I spent way too much time staring at this today until it dawned on me that my VM might need to be running for certain associations to be activated and working.
All I was trying to do is to get a PowerShell script to return the MAC address of the Legacy Network Adapter of a VM.
Ben Armstrong has been more than generous at giving samples to the community and the updated associations sample (that should have given me exactly what I wanted) is here.
In his example he merrily selects his VM:
$vm = gwmi MSVM_ComputerSystem -filter "ElementName='Home Server'" -namespace "root\virtualization"
Then the very easily returns the vNIC:
$vnic = $vm.GetRelated("MSVM_EmulatedEthernetPort")
That is all fine and dandy for the example. But I tried it on a VM that is powered off, and you know what? I got nothing back. A NULL came back from WMI.
I searched for quite a long time trying to figure out what I was doing wrong.
In the end, I discovered I was doing nothing wrong. The VM has to be running for this association to return the vNIC.
I actually find this interesting. As once the object is created, it exists, and it has properties. I already powered the VM on and off for the MAC address to be automatically assigned. And then I can’t query it. It makes little sense to me. Maybe I can get Ben to respond and fill in that lack in my understanding.
In the end I simply modified my script. I have to briefly power on the VM and then off again to automatically assign the MAC, so why not take advantage of that.
Here is what I simply have now:
$vm = Get-WmiObject Msvm_ComputerSystem -Filter "ElementName=$vmName" -Namespace "root\virtualization"
$vm.RequestStateChange(2) # start
$vnic = $vm.GetRelated("Msvm_EmulatedEthernetPort") # this only returns while the VM is running
$vm.RequestStateChange(3) # stop
3 comments:
Why are you posing tough problems in a Friday?
Okay - as you have correctly discovered "Msvm_EmulatedEthernetPort" represents the live running instance of the ethernet port - and hence it only exists when the virtual machine is running. What it sounds like you want to get is the offline configuration information for the ethernet port. This can be found in Msvm_EmulatedEthernetPortSettingData.
Msvm_EmulatedEthernetPortSettingData represents the configuration data for the ethernet port and is always available.

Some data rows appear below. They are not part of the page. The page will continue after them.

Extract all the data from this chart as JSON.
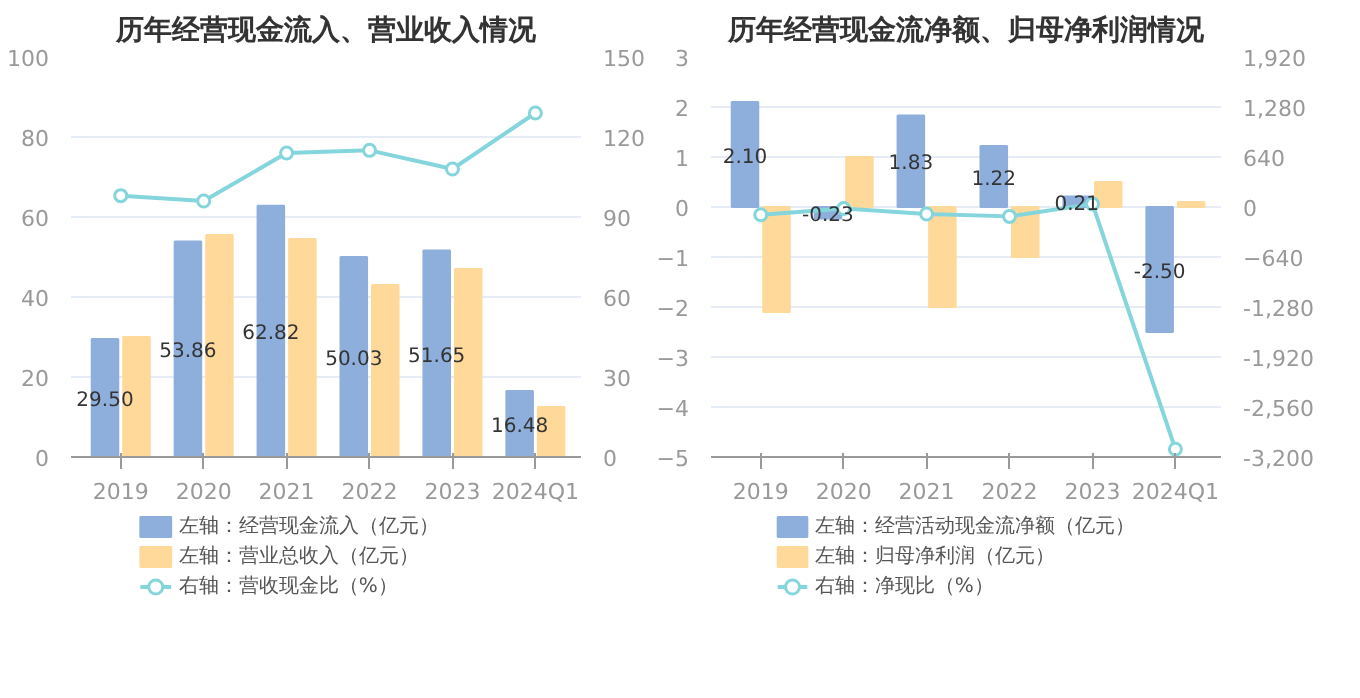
{
  "chart_data": [
    {
      "type": "bar",
      "title": "历年经营现金流入、营业收入情况",
      "categories": [
        "2019",
        "2020",
        "2021",
        "2022",
        "2023",
        "2024Q1"
      ],
      "ylim": [
        0,
        100
      ],
      "yticks": [
        0,
        20,
        40,
        60,
        80,
        100
      ],
      "y2lim": [
        0,
        150
      ],
      "y2ticks": [
        0,
        30,
        60,
        90,
        120,
        150
      ],
      "grid": "y",
      "legend": "bottom",
      "series": [
        {
          "name": "左轴：经营现金流入（亿元）",
          "color": "#8eaedc",
          "values": [
            29.5,
            53.86,
            62.82,
            50.03,
            51.65,
            16.48
          ],
          "value_labels": [
            "29.50",
            "53.86",
            "62.82",
            "50.03",
            "51.65",
            "16.48"
          ]
        },
        {
          "name": "左轴：营业总收入（亿元）",
          "color": "#ffd99a",
          "values": [
            30,
            55.5,
            54.5,
            43,
            47,
            12.5
          ]
        },
        {
          "name": "右轴：营收现金比（%）",
          "type": "line",
          "axis": "y2",
          "marker": "circle",
          "color": "#85d5dc",
          "values": [
            98,
            96,
            114,
            115,
            108,
            129
          ]
        }
      ]
    },
    {
      "type": "bar",
      "title": "历年经营现金流净额、归母净利润情况",
      "categories": [
        "2019",
        "2020",
        "2021",
        "2022",
        "2023",
        "2024Q1"
      ],
      "ylim": [
        -5,
        3
      ],
      "yticks": [
        -5,
        -4,
        -3,
        -2,
        -1,
        0,
        1,
        2,
        3
      ],
      "y2lim": [
        -3200,
        1920
      ],
      "y2ticks": [
        {
          "value": -3200,
          "label": "-3,200"
        },
        {
          "value": -2560,
          "label": "-2,560"
        },
        {
          "value": -1920,
          "label": "-1,920"
        },
        {
          "value": -1280,
          "label": "-1,280"
        },
        -640,
        0,
        640,
        {
          "value": 1280,
          "label": "1,280"
        },
        {
          "value": 1920,
          "label": "1,920"
        }
      ],
      "grid": "y",
      "legend": "bottom",
      "series": [
        {
          "name": "左轴：经营活动现金流净额（亿元）",
          "color": "#8eaedc",
          "values": [
            2.1,
            -0.23,
            1.83,
            1.22,
            0.21,
            -2.5
          ],
          "value_labels": [
            "2.10",
            "-0.23",
            "1.83",
            "1.22",
            "0.21",
            "-2.50"
          ]
        },
        {
          "name": "左轴：归母净利润（亿元）",
          "color": "#ffd99a",
          "values": [
            -2.1,
            1.0,
            -2.0,
            -1.0,
            0.5,
            0.1
          ]
        },
        {
          "name": "右轴：净现比（%）",
          "type": "line",
          "axis": "y2",
          "marker": "circle",
          "color": "#85d5dc",
          "values": [
            -100,
            -20,
            -90,
            -120,
            40,
            -3100
          ]
        }
      ]
    }
  ]
}
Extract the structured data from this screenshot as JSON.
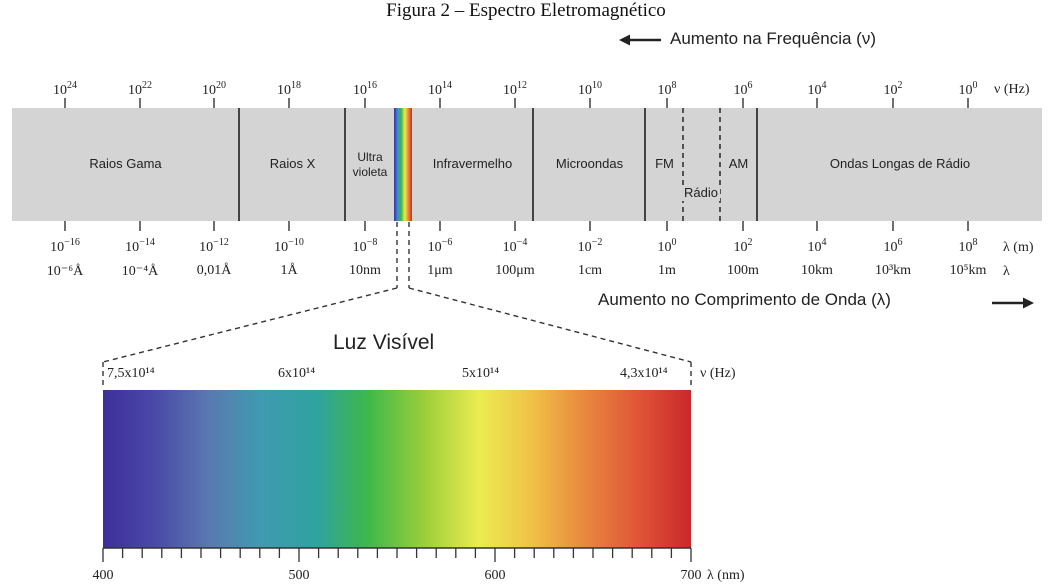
{
  "figure_title": "Figura 2 – Espectro Eletromagnético",
  "freq_caption": "Aumento na Frequência (ν)",
  "wave_caption": "Aumento no Comprimento de Onda (λ)",
  "freq_unit": "ν (Hz)",
  "wave_unit_m": "λ (m)",
  "wave_unit_alt": "λ",
  "frequency_ticks": [
    {
      "base": "10",
      "exp": "24"
    },
    {
      "base": "10",
      "exp": "22"
    },
    {
      "base": "10",
      "exp": "20"
    },
    {
      "base": "10",
      "exp": "18"
    },
    {
      "base": "10",
      "exp": "16"
    },
    {
      "base": "10",
      "exp": "14"
    },
    {
      "base": "10",
      "exp": "12"
    },
    {
      "base": "10",
      "exp": "10"
    },
    {
      "base": "10",
      "exp": "8"
    },
    {
      "base": "10",
      "exp": "6"
    },
    {
      "base": "10",
      "exp": "4"
    },
    {
      "base": "10",
      "exp": "2"
    },
    {
      "base": "10",
      "exp": "0"
    }
  ],
  "wavelength_ticks": [
    {
      "base": "10",
      "exp": "−16"
    },
    {
      "base": "10",
      "exp": "−14"
    },
    {
      "base": "10",
      "exp": "−12"
    },
    {
      "base": "10",
      "exp": "−10"
    },
    {
      "base": "10",
      "exp": "−8"
    },
    {
      "base": "10",
      "exp": "−6"
    },
    {
      "base": "10",
      "exp": "−4"
    },
    {
      "base": "10",
      "exp": "−2"
    },
    {
      "base": "10",
      "exp": "0"
    },
    {
      "base": "10",
      "exp": "2"
    },
    {
      "base": "10",
      "exp": "4"
    },
    {
      "base": "10",
      "exp": "6"
    },
    {
      "base": "10",
      "exp": "8"
    }
  ],
  "wavelength_alt_labels": [
    "10⁻⁶Å",
    "10⁻⁴Å",
    "0,01Å",
    "1Å",
    "10nm",
    "1μm",
    "100μm",
    "1cm",
    "1m",
    "100m",
    "10km",
    "10³km",
    "10⁵km"
  ],
  "bands": {
    "gamma": "Raios Gama",
    "xray": "Raios X",
    "uv_line1": "Ultra",
    "uv_line2": "violeta",
    "ir": "Infravermelho",
    "micro": "Microondas",
    "fm": "FM",
    "radio": "Rádio",
    "am": "AM",
    "long": "Ondas Longas de Rádio"
  },
  "visible": {
    "title": "Luz Visível",
    "freq_labels": [
      "7,5x10¹⁴",
      "6x10¹⁴",
      "5x10¹⁴",
      "4,3x10¹⁴"
    ],
    "freq_unit": "ν (Hz)",
    "nm_labels": [
      "400",
      "500",
      "600",
      "700"
    ],
    "nm_unit": "λ (nm)"
  },
  "colors": {
    "band_fill": "#d4d4d4",
    "divider": "#444444",
    "spectrum_stops": [
      "#3d2f9a",
      "#4a4aa8",
      "#5a79b0",
      "#3f9bb0",
      "#2fa2a0",
      "#3db84a",
      "#9fcf3a",
      "#ecec52",
      "#f0c146",
      "#e8873e",
      "#e05538",
      "#c9282a"
    ]
  }
}
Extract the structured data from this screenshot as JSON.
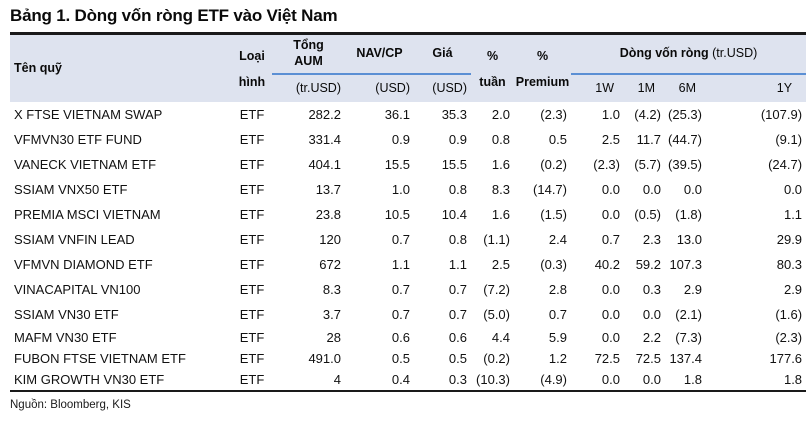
{
  "title": "Bảng 1. Dòng vốn ròng ETF vào Việt Nam",
  "source": "Nguồn: Bloomberg, KIS",
  "colors": {
    "header_bg": "#dee3ef",
    "rule_blue": "#5b8fd4",
    "border_dark": "#1a1a1a"
  },
  "table": {
    "headers": {
      "fund": "Tên quỹ",
      "type_line1": "Loại",
      "type_line2": "hình",
      "aum_line1": "Tổng",
      "aum_line2": "AUM",
      "aum_sub": "(tr.USD)",
      "nav": "NAV/CP",
      "nav_sub": "(USD)",
      "price": "Giá",
      "price_sub": "(USD)",
      "week_line1": "%",
      "week_line2": "tuần",
      "premium_line1": "%",
      "premium_line2": "Premium",
      "flow_title": "Dòng vốn ròng",
      "flow_unit": " (tr.USD)",
      "flow_1w": "1W",
      "flow_1m": "1M",
      "flow_6m": "6M",
      "flow_1y": "1Y"
    },
    "rows": [
      [
        "X FTSE VIETNAM SWAP",
        "ETF",
        "282.2",
        "36.1",
        "35.3",
        "2.0",
        "(2.3)",
        "1.0",
        "(4.2)",
        "(25.3)",
        "(107.9)"
      ],
      [
        "VFMVN30 ETF FUND",
        "ETF",
        "331.4",
        "0.9",
        "0.9",
        "0.8",
        "0.5",
        "2.5",
        "11.7",
        "(44.7)",
        "(9.1)"
      ],
      [
        "VANECK VIETNAM ETF",
        "ETF",
        "404.1",
        "15.5",
        "15.5",
        "1.6",
        "(0.2)",
        "(2.3)",
        "(5.7)",
        "(39.5)",
        "(24.7)"
      ],
      [
        "SSIAM VNX50 ETF",
        "ETF",
        "13.7",
        "1.0",
        "0.8",
        "8.3",
        "(14.7)",
        "0.0",
        "0.0",
        "0.0",
        "0.0"
      ],
      [
        "PREMIA MSCI VIETNAM",
        "ETF",
        "23.8",
        "10.5",
        "10.4",
        "1.6",
        "(1.5)",
        "0.0",
        "(0.5)",
        "(1.8)",
        "1.1"
      ],
      [
        "SSIAM VNFIN LEAD",
        "ETF",
        "120",
        "0.7",
        "0.8",
        "(1.1)",
        "2.4",
        "0.7",
        "2.3",
        "13.0",
        "29.9"
      ],
      [
        "VFMVN DIAMOND ETF",
        "ETF",
        "672",
        "1.1",
        "1.1",
        "2.5",
        "(0.3)",
        "40.2",
        "59.2",
        "107.3",
        "80.3"
      ],
      [
        "VINACAPITAL VN100",
        "ETF",
        "8.3",
        "0.7",
        "0.7",
        "(7.2)",
        "2.8",
        "0.0",
        "0.3",
        "2.9",
        "2.9"
      ],
      [
        "SSIAM VN30 ETF",
        "ETF",
        "3.7",
        "0.7",
        "0.7",
        "(5.0)",
        "0.7",
        "0.0",
        "0.0",
        "(2.1)",
        "(1.6)"
      ],
      [
        "MAFM VN30 ETF",
        "ETF",
        "28",
        "0.6",
        "0.6",
        "4.4",
        "5.9",
        "0.0",
        "2.2",
        "(7.3)",
        "(2.3)"
      ],
      [
        "FUBON FTSE VIETNAM ETF",
        "ETF",
        "491.0",
        "0.5",
        "0.5",
        "(0.2)",
        "1.2",
        "72.5",
        "72.5",
        "137.4",
        "177.6"
      ],
      [
        "KIM GROWTH VN30 ETF",
        "ETF",
        "4",
        "0.4",
        "0.3",
        "(10.3)",
        "(4.9)",
        "0.0",
        "0.0",
        "1.8",
        "1.8"
      ]
    ]
  }
}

Using your code above to get to the point of having a valid "$vm" you then want to do:
$vssd = $vm.getRelated("Msvm_VirtualSystemSettingData") | where {$_.SettingType -eq 3}
This gets you the configuration object for the entire virtual machine (the check on setting type ensures that you do not get snapshots - each virtual machine has one VSSD association for the actual virtual machine, plus extra VSSD associations for each snapshot, and a final bonus VSSD association for the currently active snapshot - long story short, if you do not check for settings type here your script will break as soon as there is a snapshot in the system).
Once you have the VSSD you then run:
$vmLegacyEthernet = $vssd.getRelated("Msvm_EmulatedEthernetPortSettingData")
Which will get you all instances of "Msvm_EmulatedEthernetPortSettingData". You can then get the MAC address here by looking at the "address" property.
A couple of things to note:
- Until it has been powered on once, the MAC address will be "00:00:00:00:00:00". You will still need to power on the VM if you want us to autogenerate a MAC address.
- If you want to set the MAC address yourself, you need to modify the Address property to the MAC address, set the StaticMacAddress property to true and then call Msvm_VirtualSystemManagementService and pass in the MSVM_ComputerSystem ($vm in this case) and the serialization of the modified Msvm_EmulatedEthernetPortSettingData/
Cheers,
Ben
I suspected as much. And I greatly thank you for the detail.
Most excellent.
A couple additional notes on this:
Getting the vssd is like the keys to the kingdom, it links everywhere for its object (and it does on other hypervisor platformas as well - this is a CIM standard)
Now, using the class Msvm_EmulatedEthernetPortSettingData the property I am looking for is "address" not "PermanentAddresses" as it is for Msvm_EmulatedEthernetPort.
Just to keep things straight.
Also, the check for the "now" state of the VM is simple, yet perfect.
I still need to power the VM on and off to have a MAC assigned as Ben stated. Now, you cannot do a RequestCahngeState of 3 and then right back to 2 - the 2 always fails as the VM is not "on" yet, it is in transition for a bit. Tha becomes a timing issue.
A simple sleep or a wait for the VM to be powered on works.